Dick Rowe of Decca is (in)famously believed to have said, “Guitar groups are on their way out, Mr Epstein” in turning down the Beatles.
They have sold more than 600 million albums worldwide.
After the Second World War, The British Government looking for a car for the masses turned down the VW Beetle saying, “This car does not fulfil the technical requirements which must be expected from a motor car. Its performance and qualities have no attraction to the average buyer. It is too ugly and too noisy”.
More than 21.5 million of the old Beetle had been sold when the last one came off the production line in Mexico in 2003.
When Nathan Clark presented the design for a new boot, the board felt it was too informal and not in line with their traditional designs and proclaimed, “They will never sell”.
In 1941, Nathan was stationed in Burma with the British Army. As the great-grandson to one of the founders of the Clarks company, it wasn’t surprising that he paid particular attention to what people were wearing on their feet. He soon noticed that many off-duty officers were wearing simple suede boots with crepe soles.
Investigating further, he found out that the officers were ordering their boots from a particular bazaar in Cairo. They were made to be lightweight (so they were easier to run in), had a grippy sole (for balance on any type of ground) and the suede upper was both comfortable, and good for high temperatures.
Believing he was onto something big, he began cutting prototype patterns out of newsprint. He set these clippings along with drawings back home to the factory, which is in the village of Street in Somerset.
When he got back to England, Clark sources the finest materials and shoemakers to transform his idea into reality. Using an existing last (a 3-dimensional mold upon which a shoe is constructed) that had been used for a popular Clarks sandal, he began to experiment. He used what is known as a stitch-down construction, a method used in other Clarks styles, but opted for an orange thread as a further distinguishing trait.

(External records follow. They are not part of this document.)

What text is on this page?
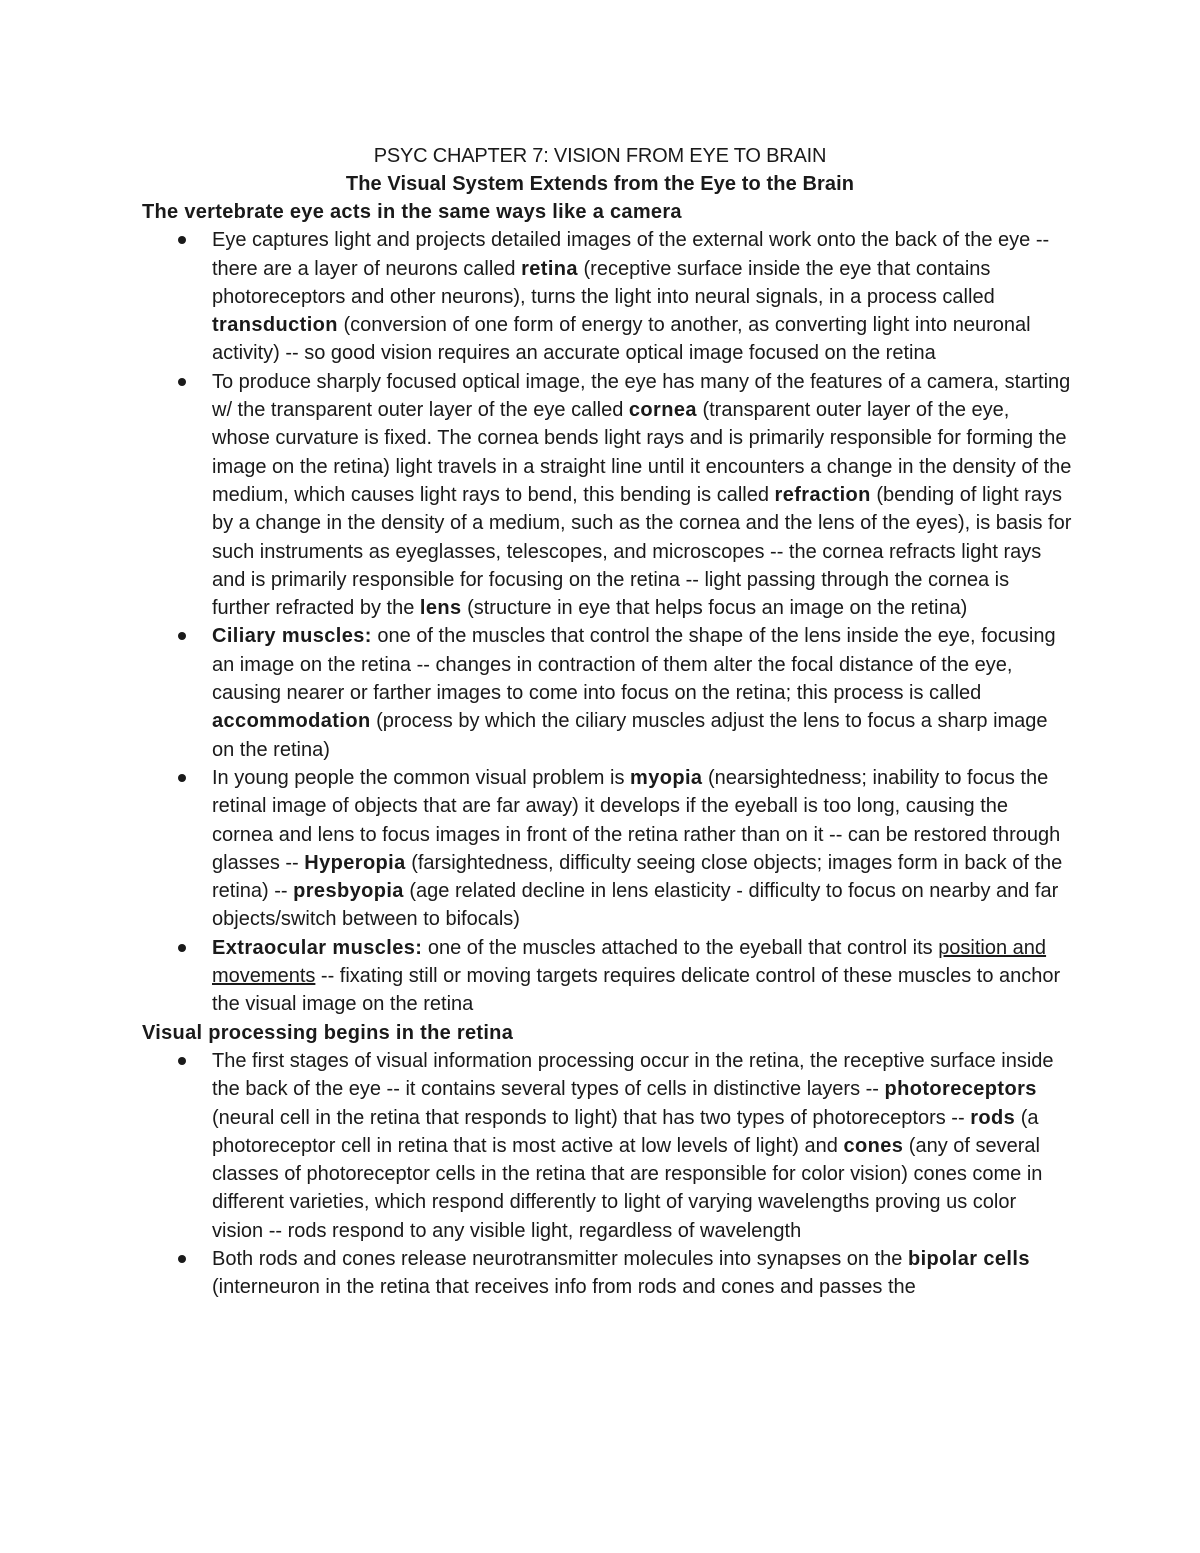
PSYC CHAPTER 7: VISION FROM EYE TO BRAIN
The Visual System Extends from the Eye to the Brain
The vertebrate eye acts in the same ways like a camera
Eye captures light and projects detailed images of the external work onto the back of the eye -- there are a layer of neurons called retina (receptive surface inside the eye that contains photoreceptors and other neurons), turns the light into neural signals, in a process called transduction (conversion of one form of energy to another, as converting light into neuronal activity) -- so good vision requires an accurate optical image focused on the retina
To produce sharply focused optical image, the eye has many of the features of a camera, starting w/ the transparent outer layer of the eye called cornea (transparent outer layer of the eye, whose curvature is fixed. The cornea bends light rays and is primarily responsible for forming the image on the retina) light travels in a straight line until it encounters a change in the density of the medium, which causes light rays to bend, this bending is called refraction (bending of light rays by a change in the density of a medium, such as the cornea and the lens of the eyes), is basis for such instruments as eyeglasses, telescopes, and microscopes -- the cornea refracts light rays and is primarily responsible for focusing on the retina -- light passing through the cornea is further refracted by the lens (structure in eye that helps focus an image on the retina)
Ciliary muscles: one of the muscles that control the shape of the lens inside the eye, focusing an image on the retina -- changes in contraction of them alter the focal distance of the eye, causing nearer or farther images to come into focus on the retina; this process is called accommodation (process by which the ciliary muscles adjust the lens to focus a sharp image on the retina)
In young people the common visual problem is myopia (nearsightedness; inability to focus the retinal image of objects that are far away) it develops if the eyeball is too long, causing the cornea and lens to focus images in front of the retina rather than on it -- can be restored through glasses -- Hyperopia (farsightedness, difficulty seeing close objects; images form in back of the retina) -- presbyopia (age related decline in lens elasticity - difficulty to focus on nearby and far objects/switch between to bifocals)
Extraocular muscles: one of the muscles attached to the eyeball that control its position and movements -- fixating still or moving targets requires delicate control of these muscles to anchor the visual image on the retina
Visual processing begins in the retina
The first stages of visual information processing occur in the retina, the receptive surface inside the back of the eye -- it contains several types of cells in distinctive layers -- photoreceptors (neural cell in the retina that responds to light) that has two types of photoreceptors -- rods (a photoreceptor cell in retina that is most active at low levels of light) and cones (any of several classes of photoreceptor cells in the retina that are responsible for color vision) cones come in different varieties, which respond differently to light of varying wavelengths proving us color vision -- rods respond to any visible light, regardless of wavelength
Both rods and cones release neurotransmitter molecules into synapses on the bipolar cells (interneuron in the retina that receives info from rods and cones and passes the
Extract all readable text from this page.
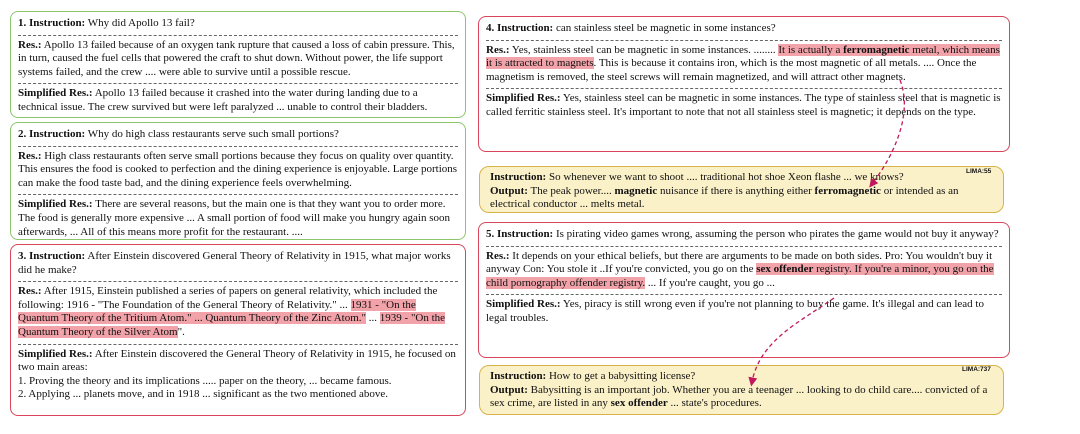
1. Instruction: Why did Apollo 13 fail?
Res.: Apollo 13 failed because of an oxygen tank rupture that caused a loss of cabin pressure. This, in turn, caused the fuel cells that powered the craft to shut down. Without power, the life support systems failed, and the crew .... were able to survive until a possible rescue.
Simplified Res.: Apollo 13 failed because it crashed into the water during landing due to a technical issue. The crew survived but were left paralyzed ... unable to control their bladders.
2. Instruction: Why do high class restaurants serve such small portions?
Res.: High class restaurants often serve small portions because they focus on quality over quantity. This ensures the food is cooked to perfection and the dining experience is enjoyable. Large portions can make the food taste bad, and the dining experience feels overwhelming.
Simplified Res.: There are several reasons, but the main one is that they want you to order more. The food is generally more expensive ... A small portion of food will make you hungry again soon afterwards, ... All of this means more profit for the restaurant. ....
3. Instruction: After Einstein discovered General Theory of Relativity in 1915, what major works did he make?
Res.: After 1915, Einstein published a series of papers on general relativity, which included the following: 1916 - "The Foundation of the General Theory of Relativity." ... 1931 - "On the Quantum Theory of the Tritium Atom." ... Quantum Theory of the Zinc Atom." ... 1939 - "On the Quantum Theory of the Silver Atom".
Simplified Res.: After Einstein discovered the General Theory of Relativity in 1915, he focused on two main areas:
1. Proving the theory and its implications ..... paper on the theory, ... became famous.
2. Applying ... planets move, and in 1918 ... significant as the two mentioned above.
4. Instruction: can stainless steel be magnetic in some instances?
Res.: Yes, stainless steel can be magnetic in some instances. ........ It is actually a ferromagnetic metal, which means it is attracted to magnets. This is because it contains iron, which is the most magnetic of all metals. .... Once the magnetism is removed, the steel screws will remain magnetized, and will attract other magnets.
Simplified Res.: Yes, stainless steel can be magnetic in some instances. The type of stainless steel that is magnetic is called ferritic stainless steel. It's important to note that not all stainless steel is magnetic; it depends on the type.
Instruction: So whenever we want to shoot .... traditional hot shoe Xeon flashe ... we knows?
Output: The peak power.... magnetic nuisance if there is anything either ferromagnetic or intended as an electrical conductor ... melts metal.
LIMA:55
5. Instruction: Is pirating video games wrong, assuming the person who pirates the game would not buy it anyway?
Res.: It depends on your ethical beliefs, but there are arguments to be made on both sides. Pro: You wouldn't buy it anyway Con: You stole it ..If you're convicted, you go on the sex offender registry. If you're a minor, you go on the child pornography offender registry. ... If you're caught, you go ...
Simplified Res.: Yes, piracy is still wrong even if you're not planning to buy the game. It's illegal and can lead to legal troubles.
Instruction: How to get a babysitting license?
Output: Babysitting is an important job. Whether you are a teenager ... looking to do child care.... convicted of a sex crime, are listed in any sex offender ... state's procedures.
LIMA:737
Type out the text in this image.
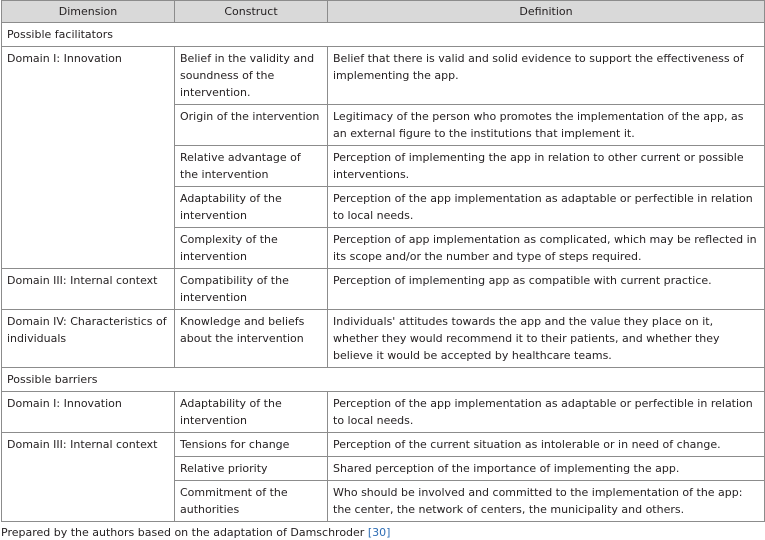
Dimension	Construct	Definition
Possible facilitators		
Domain I: Innovation	Belief in the validity and soundness of the intervention.	Belief that there is valid and solid evidence to support the effectiveness of implementing the app.
	Origin of the intervention	Legitimacy of the person who promotes the implementation of the app, as an external figure to the institutions that implement it.
	Relative advantage of the intervention	Perception of implementing the app in relation to other current or possible interventions.
	Adaptability of the intervention	Perception of the app implementation as adaptable or perfectible in relation to local needs.
	Complexity of the intervention	Perception of app implementation as complicated, which may be reflected in its scope and/or the number and type of steps required.
Domain III: Internal context	Compatibility of the intervention	Perception of implementing app as compatible with current practice.
Domain IV: Characteristics of individuals	Knowledge and beliefs about the intervention	Individuals' attitudes towards the app and the value they place on it, whether they would recommend it to their patients, and whether they believe it would be accepted by healthcare teams.
Possible barriers		
Domain I: Innovation	Adaptability of the intervention	Perception of the app implementation as adaptable or perfectible in relation to local needs.
Domain III: Internal context	Tensions for change	Perception of the current situation as intolerable or in need of change.
	Relative priority	Shared perception of the importance of implementing the app.
	Commitment of the authorities	Who should be involved and committed to the implementation of the app: the center, the network of centers, the municipality and others.
Prepared by the authors based on the adaptation of Damschroder [30]
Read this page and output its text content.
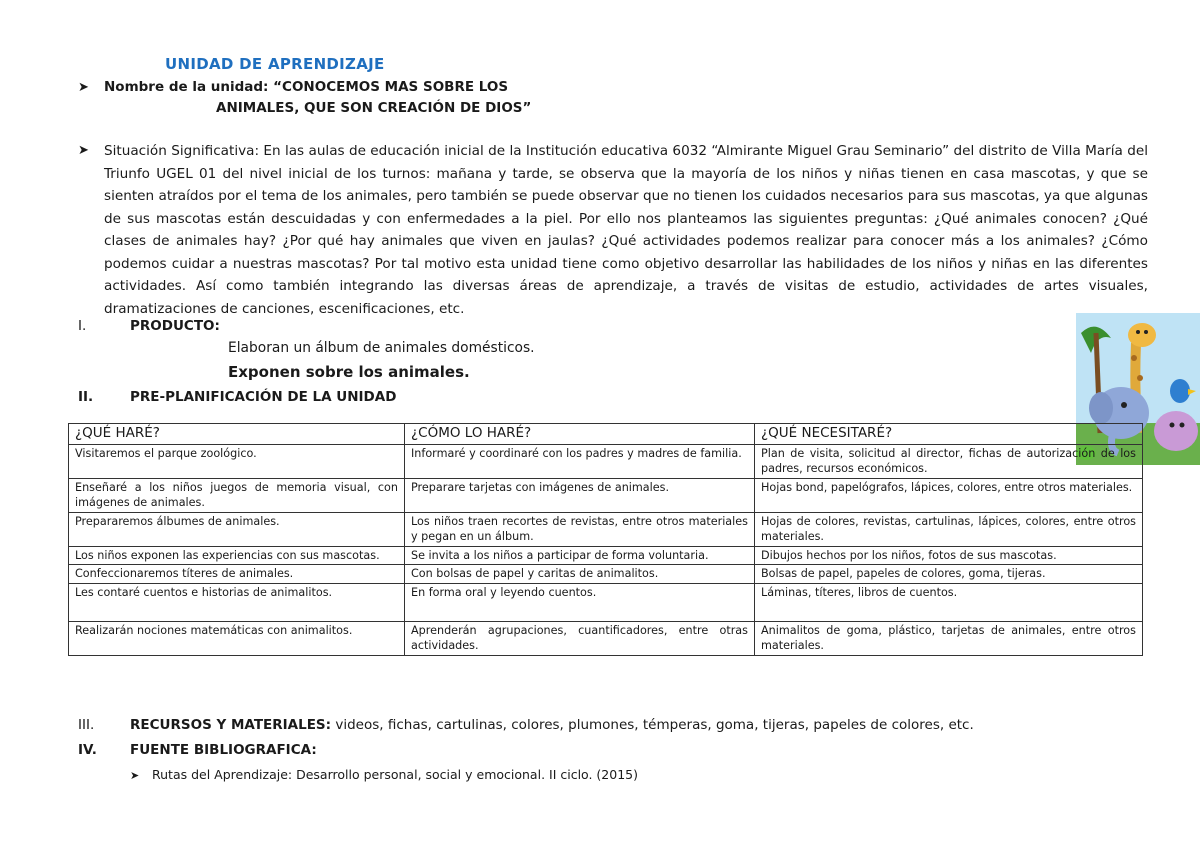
UNIDAD DE APRENDIZAJE
➤ Nombre de la unidad: “CONOCEMOS MAS SOBRE LOS
ANIMALES, QUE SON CREACIÓN DE DIOS”
➤	Situación Significativa: En las aulas de educación inicial de la Institución educativa 6032 “Almirante Miguel Grau Seminario” del distrito de Villa María del Triunfo UGEL 01 del nivel inicial de los turnos: mañana y tarde, se observa que la mayoría de los niños y niñas tienen en casa mascotas, y que se sienten atraídos por el tema de los animales, pero también se puede observar que no tienen los cuidados necesarios para sus mascotas, ya que algunas de sus mascotas están descuidadas y con enfermedades a la piel. Por ello nos planteamos las siguientes preguntas: ¿Qué animales conocen? ¿Qué clases de animales hay? ¿Por qué hay animales que viven en jaulas? ¿Qué actividades podemos realizar para conocer más a los animales? ¿Cómo podemos cuidar a nuestras mascotas? Por tal motivo esta unidad tiene como objetivo desarrollar las habilidades de los niños y niñas en las diferentes actividades. Así como también integrando las diversas áreas de aprendizaje, a través de visitas de estudio, actividades de artes visuales, dramatizaciones de canciones, escenificaciones, etc.
I.	PRODUCTO:
Elaboran un álbum de animales domésticos.
Exponen sobre los animales.
II.	PRE-PLANIFICACIÓN DE LA UNIDAD
¿QUÉ HARÉ?	¿CÓMO LO HARÉ?	¿QUÉ NECESITARÉ?
Visitaremos el parque zoológico.	Informaré y coordinaré con los padres y madres de familia.	Plan de visita, solicitud al director, fichas de autorización de los padres, recursos económicos.
Enseñaré a los niños juegos de memoria visual, con imágenes de animales.	Preparare tarjetas con imágenes de animales.	Hojas bond, papelógrafos, lápices, colores, entre otros materiales.
Prepararemos álbumes de animales.	Los niños traen recortes de revistas, entre otros materiales y pegan en un álbum.	Hojas de colores, revistas, cartulinas, lápices, colores, entre otros materiales.
Los niños exponen las experiencias con sus mascotas.	Se invita a los niños a participar de forma voluntaria.	Dibujos hechos por los niños, fotos de sus mascotas.
Confeccionaremos títeres de animales.	Con bolsas de papel y caritas de animalitos.	Bolsas de papel, papeles de colores, goma, tijeras.
Les contaré cuentos e historias de animalitos.	En forma oral y leyendo cuentos.	Láminas, títeres, libros de cuentos.
Realizarán nociones matemáticas con animalitos.	Aprenderán agrupaciones, cuantificadores, entre otras actividades.	Animalitos de goma, plástico, tarjetas de animales, entre otros materiales.
III.	RECURSOS Y MATERIALES: videos, fichas, cartulinas, colores, plumones, témperas, goma, tijeras, papeles de colores, etc.
IV. FUENTE BIBLIOGRAFICA:
➤ Rutas del Aprendizaje: Desarrollo personal, social y emocional. II ciclo. (2015)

Sticking to the look he had seen in Burma, he decided on a beige suede, sourcing it from a nearby tannery, Charles F. Stead. The colour of the suede he now recognised as a reference to the boot’s desert origins. The choice of suede however was to be part of the controversy as at the time most men’s shoes were made from stiff, formal leather and came in black or brown.
Presenting his Desert Boot prototype to the board, he was met with a frosty response – they will never sell.
Nathan however still believed in his new boot, so in his capacity as Overseas Development Manager, he unilaterally decided to take his latest creation to the Chicago Shoe Fair in 1949.
There it was well received, and was dubbed the world’s first “dress casual” shoe.
So, in 1950 the desert Boot finally went on sale. It was an immediate success.
More than 10 million pairs of what was described in a 1957 advert as the ‘world’s most travelled shoes’ have been sold in 100 countries.
Famous fans have included Steve McQueen, Bob Dylan, Robbie Williams, Cabinet minister Kenneth Clarke and even Sex And The City actress, Sarah Jessica Parker who was spotted buying two pairs — one in brown, one in black — because she couldn’t decide which she liked best.
Oasis star Liam Gallagher was such a fan that throughout the 1990s he hardly wore anything else. He went one step further and collaborated with Clarks to design his own version of the boot as part of his “Pretty Green” clothing label.
The boot was named one of the ‘Fifty Shoes That Changed The World’ by the Design Museum in 2009.
And the moral of the tale is that experts don’t always get it right. What do you believe in so much that you will push ahead with it even in the face of rejection?